As explained by the Minister of Finance, Rodrigo Cerda, before the Senate branch commission, the adjustments seek to collect the equivalent of 0.67 points of the Product and contemplate changes to the taxation of mining patents, the surcharge on high-value real estate, a new tax on high-value vehicles and terms of benefits for withdrawals of freely available surpluses, among others.
On the side of mining patents, changes in taxation and duration of the two existing types were put on the table: exploration and exploitation. Thus, on the one hand, it aims to increase the term of the exploration patent from two to four years, but eliminating the possibility of renewal for two years that the legislation contemplates today. In turn, the amount of the patent would be increased from 1/50 UTM per hectare to 3/50 UTM per hectare.
With respect to the values of the exploitation patents, a progressive scale is created according to the passing of the years for concessions that do not show work, starting at 4/10 UTM per hectare for the first five years, up to 12 UTM per hectare for patents since the year 31.
If the progressive patent system is implemented, it could increase the collection from 60 million dollars to up to 430 million dollars, of which 300 million dollars would go to the Central Government and the other part will benefit the National Fund for Regional Development (FNDR) and to the municipalities.

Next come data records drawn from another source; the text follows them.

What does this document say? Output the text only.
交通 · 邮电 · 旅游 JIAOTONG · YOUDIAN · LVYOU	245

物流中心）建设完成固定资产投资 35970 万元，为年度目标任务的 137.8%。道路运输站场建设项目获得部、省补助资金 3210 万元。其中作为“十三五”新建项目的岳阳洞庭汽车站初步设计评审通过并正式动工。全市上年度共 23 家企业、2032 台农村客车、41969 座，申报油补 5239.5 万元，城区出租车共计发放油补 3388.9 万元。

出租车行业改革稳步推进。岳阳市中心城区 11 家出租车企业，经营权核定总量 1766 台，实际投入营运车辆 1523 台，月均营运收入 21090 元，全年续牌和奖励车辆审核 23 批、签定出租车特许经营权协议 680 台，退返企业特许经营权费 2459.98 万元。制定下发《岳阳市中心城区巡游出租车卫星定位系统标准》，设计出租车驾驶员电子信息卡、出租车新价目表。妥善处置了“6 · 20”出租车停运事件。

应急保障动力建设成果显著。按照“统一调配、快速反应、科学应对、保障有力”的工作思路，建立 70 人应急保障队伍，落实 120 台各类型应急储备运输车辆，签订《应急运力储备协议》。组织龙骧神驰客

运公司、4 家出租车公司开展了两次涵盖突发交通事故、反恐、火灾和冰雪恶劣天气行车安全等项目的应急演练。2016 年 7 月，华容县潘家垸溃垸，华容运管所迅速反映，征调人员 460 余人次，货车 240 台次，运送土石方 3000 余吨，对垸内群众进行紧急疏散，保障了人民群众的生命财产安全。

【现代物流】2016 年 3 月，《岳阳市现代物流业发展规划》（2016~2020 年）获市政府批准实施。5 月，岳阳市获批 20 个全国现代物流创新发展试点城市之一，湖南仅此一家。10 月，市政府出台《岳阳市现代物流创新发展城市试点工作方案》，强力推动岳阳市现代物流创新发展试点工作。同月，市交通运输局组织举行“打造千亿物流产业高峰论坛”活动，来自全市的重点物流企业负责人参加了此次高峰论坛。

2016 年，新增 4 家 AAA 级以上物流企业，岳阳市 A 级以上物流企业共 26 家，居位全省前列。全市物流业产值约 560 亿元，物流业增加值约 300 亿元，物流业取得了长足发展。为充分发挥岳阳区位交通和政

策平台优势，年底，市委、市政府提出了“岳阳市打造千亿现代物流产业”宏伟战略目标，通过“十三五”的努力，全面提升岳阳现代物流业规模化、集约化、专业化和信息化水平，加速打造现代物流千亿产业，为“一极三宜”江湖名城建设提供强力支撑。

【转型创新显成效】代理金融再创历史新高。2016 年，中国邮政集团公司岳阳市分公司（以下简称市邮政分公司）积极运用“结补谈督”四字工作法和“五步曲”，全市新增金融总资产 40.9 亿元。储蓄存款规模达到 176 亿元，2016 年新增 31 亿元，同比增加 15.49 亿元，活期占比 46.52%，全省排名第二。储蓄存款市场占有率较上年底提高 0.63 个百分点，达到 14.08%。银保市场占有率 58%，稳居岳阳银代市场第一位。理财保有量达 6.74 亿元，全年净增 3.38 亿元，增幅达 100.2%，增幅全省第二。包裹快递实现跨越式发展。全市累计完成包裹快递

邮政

The Treasury proposes to increase the rate for properties that have a fiscal value of more than $900 million (one million dollars), going from the current rate of 0.275% to 0.425 percent. Said adjustment would affect 18,000 taxpayers and would come into force on January 1, 2023. This modification would allow the collection of 126 million dollars. In luxury products, it is proposed to incorporate an annual tax of 2% on the tax assessment, which is paid in addition to the payment of circulation permits or equivalent.